Among the topics discussed in this section were: the instability in Columbia, which is facing
challenges from three armed groups; the growing authoritarianism, leftist radicalism and
anti-Americanism of Venezuelan President Chavez; the increasingly warm entente between
China
and Cuba; escalating economic difficulties and rampant corruption in Mexico and Ecuador; and
drug-, arms- and alien-smuggling by the PRC, the Russian mafia, the made-over KGB and other
parties in the region.

2) ‘The Abiding Strategic, Military and Economic Importance of
the Panama Canal to the
United States”
with lead discussants: Vice Admiral James Perkins (USN
Ret.),
former Deputy
Commander-in-Chief , U.S. Southern Command, and former Commander, Military Sealift
Command; and Lieutenant General Gordon Sumner (Ret.), former Chairman,
Inter-American
Defense Board. They and other knowledgeable participants confirmed that U.S. economic and
military interests would be seriously and adversely affected should the Nation be denied the use
of the Canal for a protracted period of time — or even a relatively short period at a strategically
inopportune juncture.

A particularly noteworthy intervention was made by Major General John
Thompson
(USA),
the current Chairman of the Inter-American Defense Board. Speaking in a personal capacity,
Gen. Thompson spoke passionately about the need for a greatly increased focus by U.S.
executive and legislative branch policy-makers on hemispheric security matters in the wake of
the Canal’s handover. Special and urgent attention needs to be paid to the fact that “Important
U.S. strategic interests in Colombia are dying the death of 1,000 cuts every day.”

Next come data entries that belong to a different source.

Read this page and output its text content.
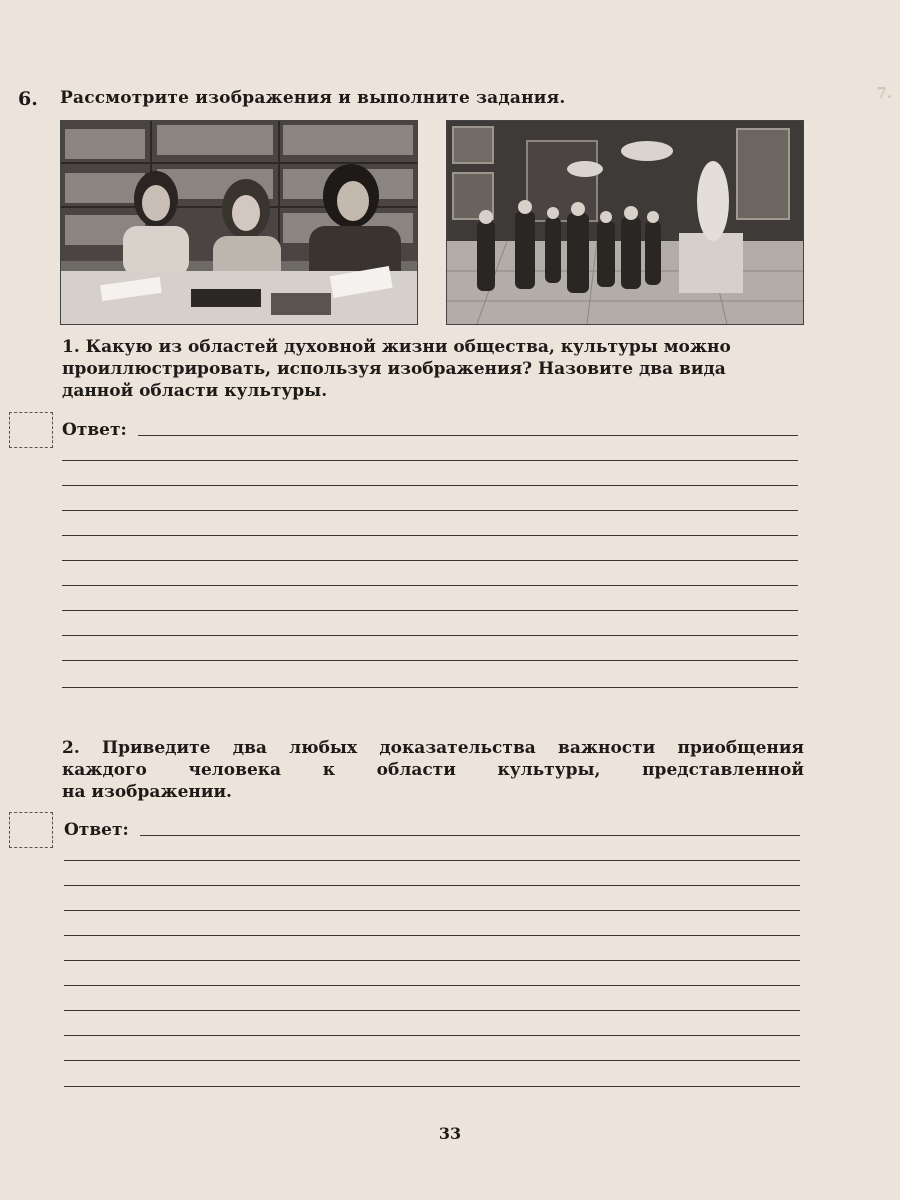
7.
6. Рассмотрите изображения и выполните задания.
1. Какую из областей духовной жизни общества, культуры можно
проиллюстрировать, используя изображения? Назовите два вида
данной области культуры.
Ответ:
2. Приведите два любых доказательства важности приобщения
каждого человека к области культуры, представленной
на изображении.
Ответ:
33
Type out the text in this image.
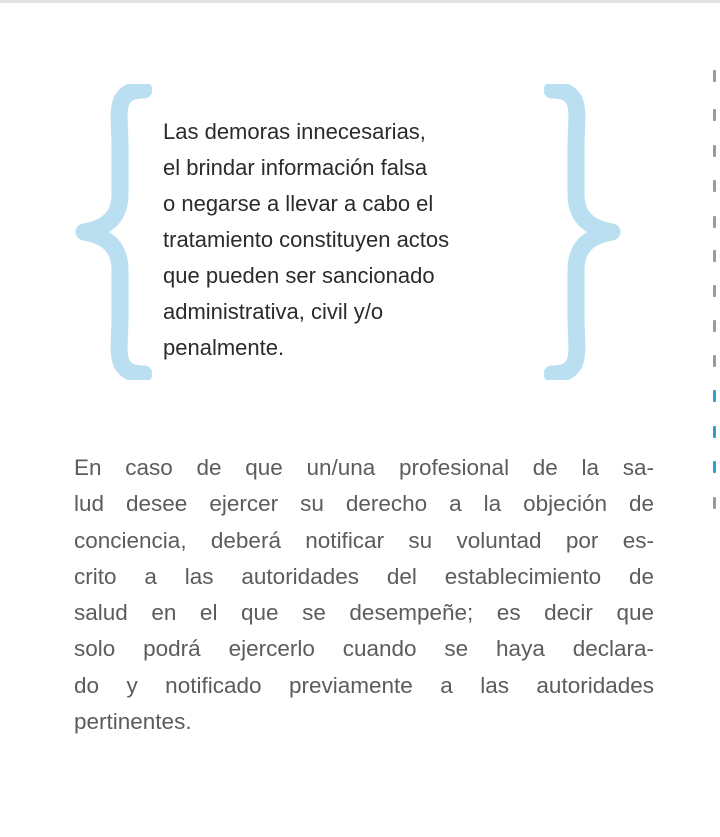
Las demoras innecesarias,
el brindar información falsa
o negarse a llevar a cabo el
tratamiento constituyen actos
que pueden ser sancionado
administrativa, civil y/o
penalmente.

En caso de que un/una profesional de la sa-
lud desee ejercer su derecho a la objeción de
conciencia, deberá notificar su voluntad por es-
crito a las autoridades del establecimiento de
salud en el que se desempeñe; es decir que
solo podrá ejercerlo cuando se haya declara-
do y notificado previamente a las autoridades
pertinentes.
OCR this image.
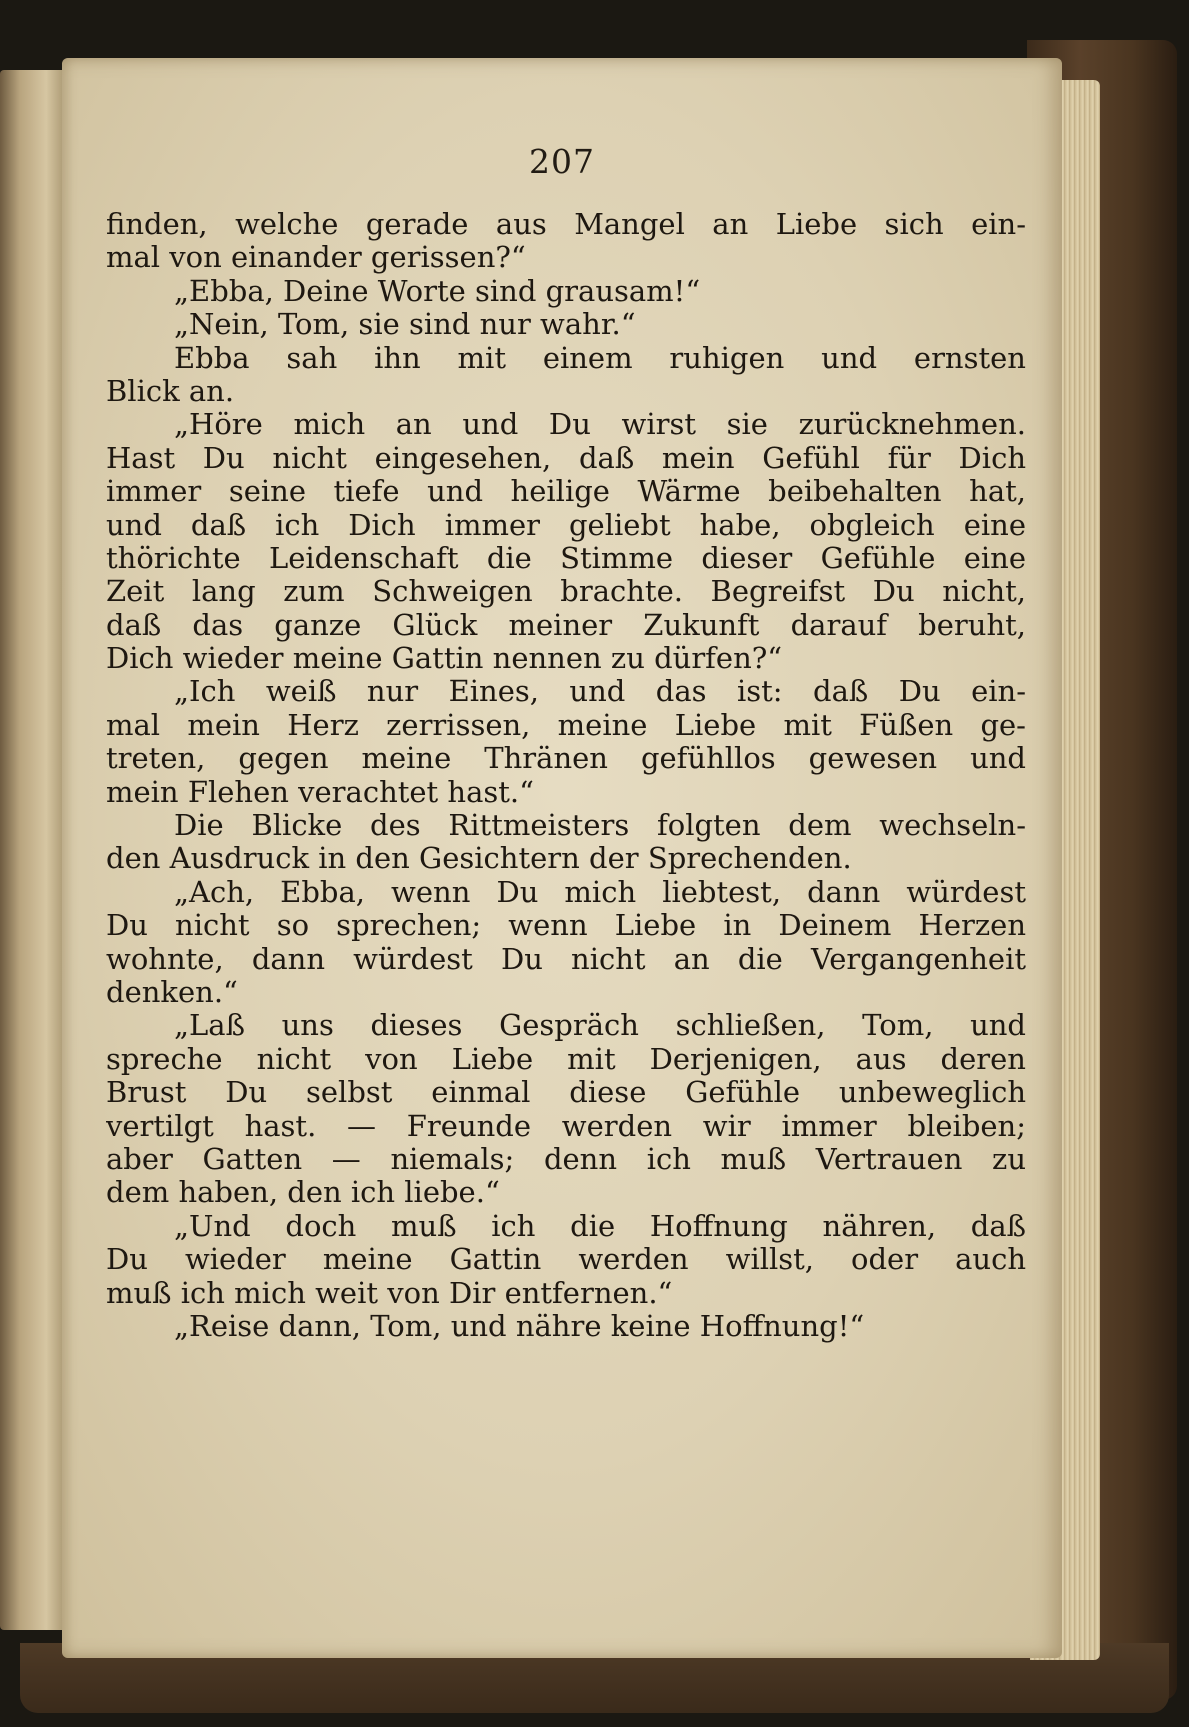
207
finden, welche gerade aus Mangel an Liebe sich ein-
mal von einander gerissen?“
„Ebba, Deine Worte sind grausam!“
„Nein, Tom, sie sind nur wahr.“
Ebba sah ihn mit einem ruhigen und ernsten
Blick an.
„Höre mich an und Du wirst sie zurücknehmen.
Hast Du nicht eingesehen, daß mein Gefühl für Dich
immer seine tiefe und heilige Wärme beibehalten hat,
und daß ich Dich immer geliebt habe, obgleich eine
thörichte Leidenschaft die Stimme dieser Gefühle eine
Zeit lang zum Schweigen brachte. Begreifst Du nicht,
daß das ganze Glück meiner Zukunft darauf beruht,
Dich wieder meine Gattin nennen zu dürfen?“
„Ich weiß nur Eines, und das ist: daß Du ein-
mal mein Herz zerrissen, meine Liebe mit Füßen ge-
treten, gegen meine Thränen gefühllos gewesen und
mein Flehen verachtet hast.“
Die Blicke des Rittmeisters folgten dem wechseln-
den Ausdruck in den Gesichtern der Sprechenden.
„Ach, Ebba, wenn Du mich liebtest, dann würdest
Du nicht so sprechen; wenn Liebe in Deinem Herzen
wohnte, dann würdest Du nicht an die Vergangenheit
denken.“
„Laß uns dieses Gespräch schließen, Tom, und
spreche nicht von Liebe mit Derjenigen, aus deren
Brust Du selbst einmal diese Gefühle unbeweglich
vertilgt hast. — Freunde werden wir immer bleiben;
aber Gatten — niemals; denn ich muß Vertrauen zu
dem haben, den ich liebe.“
„Und doch muß ich die Hoffnung nähren, daß
Du wieder meine Gattin werden willst, oder auch
muß ich mich weit von Dir entfernen.“
„Reise dann, Tom, und nähre keine Hoffnung!“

3) “Is China an Emerging Threat to the Canal — and to
Hemispheric Security More
Generally?”
featured as Lead Discussants: Al Santoli, the editor of
the American Foreign
Policy Council’s China Reform Monitor and congressional investigator;
Roger Robinson,
former Senior Director of International Economic Affairs, National Security Council; and
Dr.
Richard Fisher,
Office of Rep. Chris Cox. Among the important interventions offered
in this
section was a contribution by Edward Timberlake, co-author with
William Triplett of the
best-selling books Year of the Rat and the newly released Red Dragon
Rising
.

During this section the Roundtable heard additional, compelling evidence of: China’s
cooperation with Cuba in areas of intelligence; the PRC’s willingness to use “engineer
battalions” to introduce military personnel into the Western Hemisphere under the guise of
infrastructure construction; Beijing’s use of military-to-military ties with Ecuador to acquire
“aggressor” training for the People’s Liberation Army to defeat the tactics and weapon systems
the United States has employed and has shared with its allies; the PLA and other Chinese
entities’ increasing exploitation of American debt and equities markets to raise large sums of
money for activities — whether in Venezuela, Sudan, Iraq or elsewhere — that are highly
inimical to U.S. interests; and Chinese attempts to penetrate, corrupt or otherwise undermine
democratic processes in the hemisphere.